Pirat drogowy uciekł przed patrolem do … komendy
18 marca 2020 r. w godzinach nocnych trzebińska Policja została zaalarmowana przez jednego z mieszkańców o włamaniu do domu. Równocześnie za pośrednictwem komendy wojewódzkiej w Krakowie do komisariatu w Trzebini wpłynęło zgłoszenie o „martwych członkach rodziny” - pod tym samym adresem co we wcześniejszym zgłoszeniu.
Wysłani na miejsce interwencji policjanci nie potwierdzili tego faktu. Po krótkiej chwili do policjantów podjechał samochód Alfa Romeo, którego kierujący przez otwarte okno zaczął wykrzykiwać wulgarnie, że to on zgłaszał interwencję, po czym odjechał z piskiem opon.
Policjanci rozpoczęli pościg na sygnałach uprzywilejowania za oddalającą się alfą. Mimo sygnałów kierujący nie zatrzymywał się i z dużą prędkością oddalał w kierunku centrum Chrzanowa. Tymczasem do pościgu dołączył się kolejny zaalarmowany przez dyżurnego patrol. Uciekający kierowca popełniał szereg wykroczeń drogowych, m.in. jechał chodnikiem, powodując zagrożenie bezpieczeństwa a na wysokości jednego ze skrzyżowań „pirat drogowy” uderzył w radiowóz.
Pościg zakończył się gdy mężczyzna jadąc chodnikiem zatrzymał się przed głównym wejściem do Komendy Powiatowej Policji w Chrzanowie.
Jak okazało się, 34-letni mieszkaniec Chrzanowa nie posiada uprawnień do kierowania pojazdami. Był trzeźwy, jednak z uwagi na jego pobudzenie i nieracjonalne zachowanie została mu pobrana krew w celu wykrycia ewentualnych środków psychoaktywnych we krwi.

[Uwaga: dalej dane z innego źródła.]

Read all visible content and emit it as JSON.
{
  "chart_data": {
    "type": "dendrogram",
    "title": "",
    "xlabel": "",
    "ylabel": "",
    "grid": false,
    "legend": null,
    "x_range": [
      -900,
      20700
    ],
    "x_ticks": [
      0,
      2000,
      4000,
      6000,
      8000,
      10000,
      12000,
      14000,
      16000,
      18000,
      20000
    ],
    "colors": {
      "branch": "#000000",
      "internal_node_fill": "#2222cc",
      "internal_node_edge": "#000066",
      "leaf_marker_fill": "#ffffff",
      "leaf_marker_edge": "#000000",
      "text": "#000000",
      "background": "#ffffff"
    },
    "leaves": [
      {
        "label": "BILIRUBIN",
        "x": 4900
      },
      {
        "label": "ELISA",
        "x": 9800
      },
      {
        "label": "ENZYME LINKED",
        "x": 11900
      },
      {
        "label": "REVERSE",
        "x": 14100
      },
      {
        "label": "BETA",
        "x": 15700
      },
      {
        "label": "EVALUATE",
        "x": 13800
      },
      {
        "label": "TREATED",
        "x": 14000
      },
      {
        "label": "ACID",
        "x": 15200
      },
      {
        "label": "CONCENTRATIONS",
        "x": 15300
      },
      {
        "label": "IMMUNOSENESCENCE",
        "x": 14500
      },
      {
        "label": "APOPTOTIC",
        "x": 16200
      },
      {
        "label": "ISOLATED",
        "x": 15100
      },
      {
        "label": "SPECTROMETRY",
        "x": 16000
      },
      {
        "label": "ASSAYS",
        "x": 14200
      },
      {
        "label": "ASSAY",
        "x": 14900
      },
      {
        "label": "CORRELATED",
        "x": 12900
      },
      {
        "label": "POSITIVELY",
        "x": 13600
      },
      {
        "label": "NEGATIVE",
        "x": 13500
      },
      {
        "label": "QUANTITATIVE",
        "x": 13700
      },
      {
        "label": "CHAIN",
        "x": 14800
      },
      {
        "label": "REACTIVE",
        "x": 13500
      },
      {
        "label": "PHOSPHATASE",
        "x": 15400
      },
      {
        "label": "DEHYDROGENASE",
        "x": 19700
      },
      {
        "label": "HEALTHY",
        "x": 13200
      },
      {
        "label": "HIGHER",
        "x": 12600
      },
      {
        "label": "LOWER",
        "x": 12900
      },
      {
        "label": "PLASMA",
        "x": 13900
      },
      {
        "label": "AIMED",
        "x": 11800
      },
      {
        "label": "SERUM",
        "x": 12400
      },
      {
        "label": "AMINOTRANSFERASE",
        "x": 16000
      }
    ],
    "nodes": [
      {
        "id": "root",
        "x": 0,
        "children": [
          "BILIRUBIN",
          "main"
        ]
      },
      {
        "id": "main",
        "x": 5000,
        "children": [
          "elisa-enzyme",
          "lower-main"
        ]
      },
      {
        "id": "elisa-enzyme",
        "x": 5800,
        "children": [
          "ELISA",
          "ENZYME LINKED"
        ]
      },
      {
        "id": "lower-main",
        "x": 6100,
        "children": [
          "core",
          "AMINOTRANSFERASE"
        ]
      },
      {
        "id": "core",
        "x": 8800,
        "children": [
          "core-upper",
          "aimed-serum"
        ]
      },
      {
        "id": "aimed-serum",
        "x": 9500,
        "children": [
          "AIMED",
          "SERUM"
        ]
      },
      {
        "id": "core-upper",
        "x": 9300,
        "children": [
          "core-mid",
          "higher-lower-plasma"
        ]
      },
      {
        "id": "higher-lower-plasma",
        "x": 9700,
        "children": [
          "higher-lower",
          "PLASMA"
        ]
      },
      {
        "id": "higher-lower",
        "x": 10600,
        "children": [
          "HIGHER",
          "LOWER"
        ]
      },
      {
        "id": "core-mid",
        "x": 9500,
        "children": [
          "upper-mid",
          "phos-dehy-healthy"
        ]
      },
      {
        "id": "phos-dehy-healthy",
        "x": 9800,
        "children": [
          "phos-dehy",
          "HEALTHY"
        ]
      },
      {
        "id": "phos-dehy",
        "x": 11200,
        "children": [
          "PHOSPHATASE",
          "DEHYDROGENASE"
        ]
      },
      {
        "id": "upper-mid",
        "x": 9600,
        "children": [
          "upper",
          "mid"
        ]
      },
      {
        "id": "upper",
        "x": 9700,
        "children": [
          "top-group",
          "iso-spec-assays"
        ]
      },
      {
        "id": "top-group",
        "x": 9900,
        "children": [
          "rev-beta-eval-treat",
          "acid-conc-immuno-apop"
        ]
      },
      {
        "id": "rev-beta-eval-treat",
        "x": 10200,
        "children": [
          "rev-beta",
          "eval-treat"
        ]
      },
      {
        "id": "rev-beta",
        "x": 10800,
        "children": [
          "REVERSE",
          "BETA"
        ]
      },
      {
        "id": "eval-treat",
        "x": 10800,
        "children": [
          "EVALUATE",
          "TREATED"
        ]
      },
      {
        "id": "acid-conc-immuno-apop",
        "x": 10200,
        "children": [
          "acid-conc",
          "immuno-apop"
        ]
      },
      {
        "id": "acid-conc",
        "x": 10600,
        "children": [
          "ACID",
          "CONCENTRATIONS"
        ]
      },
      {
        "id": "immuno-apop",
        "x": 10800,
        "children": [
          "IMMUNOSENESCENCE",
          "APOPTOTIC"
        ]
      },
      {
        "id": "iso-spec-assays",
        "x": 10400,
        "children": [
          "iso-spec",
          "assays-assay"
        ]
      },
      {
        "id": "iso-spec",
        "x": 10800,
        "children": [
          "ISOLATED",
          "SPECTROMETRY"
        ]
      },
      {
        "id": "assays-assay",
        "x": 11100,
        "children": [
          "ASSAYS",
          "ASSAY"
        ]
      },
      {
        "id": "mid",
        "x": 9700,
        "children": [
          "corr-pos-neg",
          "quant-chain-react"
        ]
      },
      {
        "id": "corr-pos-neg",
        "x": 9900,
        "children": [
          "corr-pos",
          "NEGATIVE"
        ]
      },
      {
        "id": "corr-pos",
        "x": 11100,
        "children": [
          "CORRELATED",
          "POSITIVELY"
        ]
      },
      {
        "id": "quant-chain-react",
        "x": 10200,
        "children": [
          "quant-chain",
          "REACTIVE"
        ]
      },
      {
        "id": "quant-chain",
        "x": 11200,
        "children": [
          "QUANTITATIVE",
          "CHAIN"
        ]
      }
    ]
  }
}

Pirat drogowy noc spędził w pomieszczeniach dla zatrzymanych. Wczoraj usłyszał zarzuty dotyczące nie zatrzymania się do kontroli drogowej, ponadto jazdy bez uprawnień i popełnienia szeregu wykroczeń drogowych (np. jazda po chodniku). Grozi mu do 5 lat pozbawienia wolności. Nie wykluczone również, że po otrzymaniu wyników z krwi zostanie mu przedstawiony mu zostanie kolejny zarzut. Ponadto, po weryfikacji danych usłyszy także zarzut dotyczący fałszywego zgłoszenia interwencji.